Todo ocurrió durante la madrugada de un viernes de noviembre. El cielo era un manto negro y la hora demasiado avanzada para dos niños como los hermanos Jackes. Pero no habían regresado a casa. Continuaban solos en un bosque de Knowsville, bajo el estruendo de la inminente tormenta. Habían iniciado un bonito paseo con sus padres, hasta que algo les perturbó tanto que decidieron abandonarles en aquel punto del bosque y les obligaron a esperar allí. Cerca de una hora después, Brian lloraba a pleno pulmón y su hermano, apenas cinco años mayor que él, trataba de consolarle en vano. Los primeros relámpagos les obligaron a escapar de allí, atemorizados, temblando de pies a cabeza.
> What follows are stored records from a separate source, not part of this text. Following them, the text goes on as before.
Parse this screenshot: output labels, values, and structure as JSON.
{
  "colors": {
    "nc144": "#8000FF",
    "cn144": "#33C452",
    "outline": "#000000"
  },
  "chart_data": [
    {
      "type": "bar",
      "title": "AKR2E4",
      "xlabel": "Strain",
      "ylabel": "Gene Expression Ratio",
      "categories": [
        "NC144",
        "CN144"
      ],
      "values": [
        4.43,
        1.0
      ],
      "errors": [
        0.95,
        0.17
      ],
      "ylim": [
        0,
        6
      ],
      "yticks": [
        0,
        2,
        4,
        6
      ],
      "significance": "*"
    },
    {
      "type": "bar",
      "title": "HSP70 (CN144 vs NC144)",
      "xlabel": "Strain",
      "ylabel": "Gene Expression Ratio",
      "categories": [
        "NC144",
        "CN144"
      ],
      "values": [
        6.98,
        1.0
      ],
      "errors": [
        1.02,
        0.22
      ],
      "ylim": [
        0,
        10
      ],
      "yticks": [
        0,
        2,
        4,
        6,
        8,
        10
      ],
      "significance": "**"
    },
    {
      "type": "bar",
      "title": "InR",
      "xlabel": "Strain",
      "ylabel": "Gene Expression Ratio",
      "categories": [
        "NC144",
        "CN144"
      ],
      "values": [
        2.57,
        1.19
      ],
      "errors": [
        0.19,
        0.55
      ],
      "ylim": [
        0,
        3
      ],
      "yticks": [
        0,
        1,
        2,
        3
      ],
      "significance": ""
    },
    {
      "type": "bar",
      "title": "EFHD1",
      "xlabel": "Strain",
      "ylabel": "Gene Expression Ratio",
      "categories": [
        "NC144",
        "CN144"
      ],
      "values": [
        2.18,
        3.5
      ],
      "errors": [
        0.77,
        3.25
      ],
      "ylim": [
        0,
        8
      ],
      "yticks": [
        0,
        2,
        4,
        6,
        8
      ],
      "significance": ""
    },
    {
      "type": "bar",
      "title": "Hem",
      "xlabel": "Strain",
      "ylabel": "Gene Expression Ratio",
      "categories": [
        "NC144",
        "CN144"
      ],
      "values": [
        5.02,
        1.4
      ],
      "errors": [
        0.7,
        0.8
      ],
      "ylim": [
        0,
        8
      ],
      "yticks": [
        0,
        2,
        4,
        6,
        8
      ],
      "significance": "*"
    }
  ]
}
Pero la sorpresa llegó más tarde. Cuando el humo apareció, cuando les envolvieron las sombras negras. No muy lejos de donde habían permanecido, el bosque ardía con la fuerza del viento, los árboles se derrumbaban a su paso y un asfixiante humo denso inundaba cada hectárea de bosque. El temor acrecentó en Charlie, que en esos momentos era la única mente consciente de lo que estaba ocurriendo. El humo les estaba alcanzando, el fuego devoraba las copas más altas de los árboles y, antes de que cayeran inevitablemente en la inconsciencia, la última imagen que pudieron vislumbrar fue una titánica sombra alzándose hacia la inmensidad del cielo, como si acaso los ángeles hubiesen descendido a por ellos.
En efecto, aquel fue el último día que vieron a sus padres. La rápida intervención de los bomberos mantuvo con vida a los hermanos Jackes y cuando ambos regresaron a la realidad, su tía Elisabeth se abalanzaba sobre ellos entre un puñado de médicos y policías cuyos rostros ni Brian ni Charlie conocían. Una buena parte del bosque donde habían permanecido aquella noche había quedado reducida a un lecho de brasas; los árboles se habían venido abajo, se habían arrancado de cuajo sobre sus raíces; la tierra se había hundido formando surcos sinuosos y la hierba había quedado reducida a rastrojos. Como si un terrible tornado o una inmensa apisonadora hubiese atravesado el corazón del bosque y en su arremolinado trayecto se hubiese llevado por delante a sus padres.
Solo años después, los hermanos Jackes tendrían conocimiento de la verdad: sus padres habían muerto súbitamente en aquel extraño suceso. Para ser exactos, habían desaparecido; pero las señales con las que había amanecido el bosque el día siguiente a la tragedia apuntaban a que nadie podría haber salido con vida de allí. Solamente aquel afortunado que estuviera bien lejos del repentino incendio podría haberse salvado. Y ese fue el caso de los hermanos Jackes.
Con el tiempo, cuando la policía desestimó la posibilidad de continuar investigando el accidente, y cuando el sentido común arrastró a la gente a pensar que el incendio podría haber sido un acto vandálico y negligente, los hermanos Jackes empezarían a tener la incertidumbre para siempre de si realmente sus padres los abandonaron en el bosque o si, en verdad, algo o alguien les impidió volver a por ellos aquella noche.